I swallowed to ease the tightening in my throat. “Not that just saying it out loud does us much good.”
His eyes opened as he sucked in a sharp breath. “It could do some good, actually.”
“How?”
He managed to turn his head toward me. “Words have a magic of their own. You know this?”
I frowned. “Words like?—”
“The vows shifters take. Alpha commands. The words uttered when a pack is joined, or left. When a mate is?—”
“Rejected,” I finished for him. “Words do have power.”
He took a moment to breathe, then said, “Take my hand, Finnick, son of my bloodline.” I did, turning until I was on my knees, facing him. “I said I would restore your birthright, and I will when I am able. But for now, I can give you one thing. A new name.”
“A name?” My heart was in my throat. “What do you mean?”
“You could still be Finnick Becker someday. But I would offer you mine, though I am ashamed to say it might be as bad as your own.”
“I could be Finnick Dimitrivich?”
“Or Finnick Grigorovich, if you like,” he suggested. “I’m afraid… if you go by Dimitrivich, no one will invite you… to their dinner parties.”
I almost laughed, but he was falling down again, so I gathered him up. He felt frail and light in my arms. “No, I like Finnick Dimitrivich.”
“Then that is your name. The moon may not be visible in this place, but She sees all. By Her power, I name you Finnick Dimitrivich, child of my line.” He repeated it two more times. At first, I didn’t feel anything change, though my heart was lighter. But after a few seconds, something did seem… odd. I closed my eyes, focusing on the sensations.

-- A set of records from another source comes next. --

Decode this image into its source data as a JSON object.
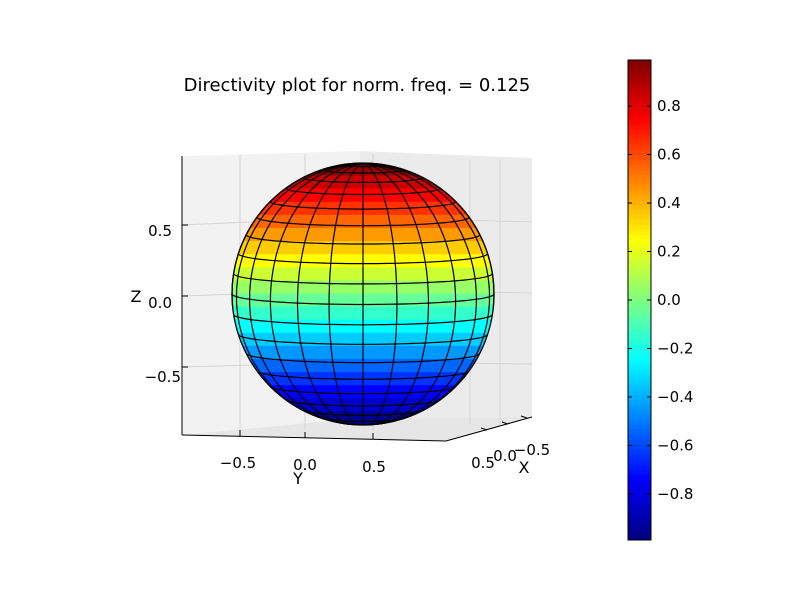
{
  "chart_data": {
    "type": "surface-3d",
    "title": "Directivity plot for norm. freq. = 0.125",
    "x_axis": {
      "label": "X",
      "ticks": [
        "0.5",
        "0.0",
        "−0.5"
      ]
    },
    "y_axis": {
      "label": "Y",
      "ticks": [
        "−0.5",
        "0.0",
        "0.5"
      ]
    },
    "z_axis": {
      "label": "Z",
      "ticks": [
        "0.5",
        "0.0",
        "−0.5"
      ]
    },
    "surface": {
      "shape": "unit sphere",
      "color_by": "z",
      "colormap": "jet",
      "z_range": [
        -1,
        1
      ]
    },
    "colorbar": {
      "range": [
        -0.99,
        0.99
      ],
      "ticks": [
        "−0.8",
        "−0.6",
        "−0.4",
        "−0.2",
        "0.0",
        "0.2",
        "0.4",
        "0.6",
        "0.8"
      ],
      "tick_values": [
        -0.8,
        -0.6,
        -0.4,
        -0.2,
        0.0,
        0.2,
        0.4,
        0.6,
        0.8
      ]
    }
  }
}
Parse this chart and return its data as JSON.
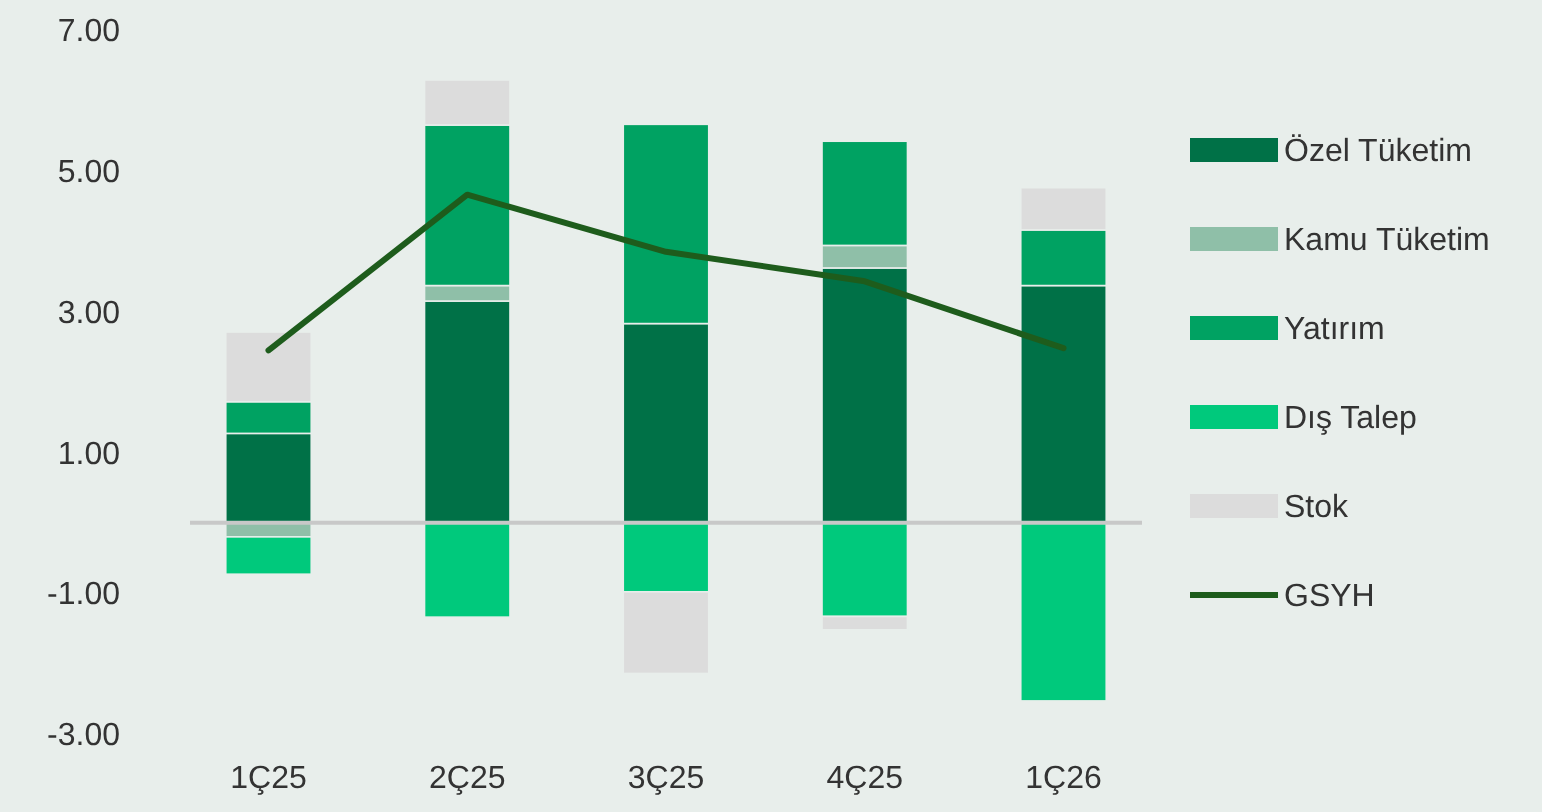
{
  "chart_data": {
    "type": "bar",
    "stacked": true,
    "categories": [
      "1Ç25",
      "2Ç25",
      "3Ç25",
      "4Ç25",
      "1Ç26"
    ],
    "series": [
      {
        "name": "Özel Tüketim",
        "color": "#007147",
        "values": [
          1.27,
          3.15,
          2.83,
          3.62,
          3.37
        ]
      },
      {
        "name": "Kamu Tüketim",
        "color": "#8fbfa8",
        "values": [
          -0.2,
          0.22,
          null,
          0.32,
          null
        ]
      },
      {
        "name": "Yatırım",
        "color": "#00a262",
        "values": [
          0.45,
          2.28,
          2.83,
          1.48,
          0.79
        ]
      },
      {
        "name": "Dış Talep",
        "color": "#00c97c",
        "values": [
          -0.53,
          -1.34,
          -0.98,
          -1.33,
          -2.53
        ]
      },
      {
        "name": "Stok",
        "color": "#dcdcdc",
        "values": [
          0.99,
          0.64,
          -1.16,
          -0.19,
          0.6
        ]
      },
      {
        "name": "GSYH",
        "type": "line",
        "color": "#1e5c1c",
        "values": [
          2.45,
          4.66,
          3.85,
          3.43,
          2.48
        ]
      }
    ],
    "ylim": [
      -3,
      7
    ],
    "yticks": [
      {
        "value": -3,
        "label": "-3.00"
      },
      {
        "value": -1,
        "label": "-1.00"
      },
      {
        "value": 1,
        "label": "1.00"
      },
      {
        "value": 3,
        "label": "3.00"
      },
      {
        "value": 5,
        "label": "5.00"
      },
      {
        "value": 7,
        "label": "7.00"
      }
    ],
    "legend": "right"
  }
}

Flor’s bond with me was where it had been since she bit me at Northern. But now, there was something else—a misty, elusive connection, like someone was calling my name from very far away. It was a welcoming sensation, a settling in.
It felt like, for the first time, I’d come home.
“I can feel it,” I told him. “Our bond.”
“Already? That’s good. That’s a facet of our magic, our bloodline. We’re good with bonds. We can manipulate them, use them. Create them. Draw power from them. Eventually, you will be able to use bonds for healing as well.” His voice dropped to no more than a whisper. “She won’t be able to draw your power now, Finnick Dimitrivich. She has no hold on you, though your father, as Alpha…”
“Right.” Getting rid of his last name was the easy part. Getting rid of him would be much more perilous.